In This Article:
-
Net Profit: TWD120 billion for the first nine months, 79% year-over-year growth.
-
Fubon Life Net Profit: TWD77.9 billion, leading among local life peers in Taiwan.
-
Taipei Fubon Bank Net Profit: Over TWD20 billion, record high, driven by 9.6% growth in net interest income and nearly 40% growth in net fees.
-
Fubon Insurance Profit: Over TWD3.4 billion for the first nine months.
-
Fubon Securities Net Profit: Over TWD8 billion, strong growth from market strength and franchise expansion.
-
EPS: TWD9.27 for the first 10 months.
-
ROA and ROE: Annualized basis at 1.4% and 18%, respectively.
-
Book Value Per Share: Over TWD61.
-
Fubon Life Premium Growth: FYP growth over 15%, renewal premium over 7%, total premium over 9%.
-
Investment Return: Annualized return over 20% from domestic and overseas equities.
-
Taipei Fubon Bank Revenue Growth: 17.6%, driven by NII and fees.
-
Loan Growth: 10% YTD, 11% YoY, outperforming industry average.
-
NPL Ratio: 0.1%, coverage over 1,000%.
-
Fubon Insurance Direct Written Premium: Up over 13%, net combined ratio at 85%.
-
Fubon Securities Net Profit Growth: 48% increase.

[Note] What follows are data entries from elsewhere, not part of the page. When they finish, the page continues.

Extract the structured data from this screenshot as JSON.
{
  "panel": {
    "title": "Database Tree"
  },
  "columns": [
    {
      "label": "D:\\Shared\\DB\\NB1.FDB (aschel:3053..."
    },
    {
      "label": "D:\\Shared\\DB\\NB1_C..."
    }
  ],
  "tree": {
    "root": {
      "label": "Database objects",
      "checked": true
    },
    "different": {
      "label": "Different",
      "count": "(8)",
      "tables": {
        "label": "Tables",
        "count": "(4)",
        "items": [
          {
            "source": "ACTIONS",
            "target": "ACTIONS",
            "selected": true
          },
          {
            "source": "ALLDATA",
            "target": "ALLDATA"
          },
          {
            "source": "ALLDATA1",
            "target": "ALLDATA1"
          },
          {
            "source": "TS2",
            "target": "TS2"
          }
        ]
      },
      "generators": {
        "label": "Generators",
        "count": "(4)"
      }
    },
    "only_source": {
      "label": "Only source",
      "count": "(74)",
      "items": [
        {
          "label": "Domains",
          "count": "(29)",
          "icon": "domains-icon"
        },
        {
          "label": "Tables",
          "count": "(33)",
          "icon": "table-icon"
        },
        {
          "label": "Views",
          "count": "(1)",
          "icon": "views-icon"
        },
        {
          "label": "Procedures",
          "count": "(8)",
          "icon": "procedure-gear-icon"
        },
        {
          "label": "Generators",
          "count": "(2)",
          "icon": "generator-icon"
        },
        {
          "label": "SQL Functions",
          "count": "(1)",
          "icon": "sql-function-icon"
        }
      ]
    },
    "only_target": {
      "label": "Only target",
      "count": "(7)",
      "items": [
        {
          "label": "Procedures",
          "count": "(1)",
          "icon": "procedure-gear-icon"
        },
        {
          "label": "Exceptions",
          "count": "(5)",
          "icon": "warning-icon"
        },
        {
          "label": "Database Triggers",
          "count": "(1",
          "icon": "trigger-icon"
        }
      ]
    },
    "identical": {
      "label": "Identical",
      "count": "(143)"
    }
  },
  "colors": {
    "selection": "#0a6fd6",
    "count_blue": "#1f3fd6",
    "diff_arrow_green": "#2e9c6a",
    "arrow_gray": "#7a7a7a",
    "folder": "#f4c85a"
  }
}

Release Date: November 26, 2024
For the complete transcript of the earnings call, please refer to the full earnings call transcript.
Positive Points
-
Fubon Financial Holdings Co Ltd (TPE:2881) reported a strong net profit of over TWD120 billion for the first nine months, marking a 79% year-over-year growth.
-
Fubon Life achieved a net profit of TWD77.9 billion, leading among local life insurance peers in Taiwan, driven by strong investment results and underwriting premium outcomes.
-
Taipei Fubon Bank's net profit exceeded TWD20 billion, setting a new record high, with net interest income growing by 9.6% and net fees increasing by nearly 40%.
-
Fubon Insurance reported a profit of over TWD3.4 billion, supported by both underwriting and investment activities.
-
Fubon Securities achieved a net profit of over TWD8 billion, benefiting from market strength and franchise expansion.
Negative Points
-
Recurring investment income declined year-over-year, primarily due to lower cash dividends, reflecting a shift towards a growth-oriented allocation strategy.
-
The recurring hedge cost increased in Q3, attributed to a higher percentage allocated in NDF and currency movements, leading to a slightly higher trend compared to Q2.
-
The spread between cost of liability and total investment return remains negative, mainly due to the rise in recurring hedge costs.
-
The NPL ratio for personal unsecured loans edged up to 27 bps, influenced by the expiration of government measures related to COVID.
-
Credit card NPL ratios slightly increased, reflecting the expansion of the business and the scale of active cards.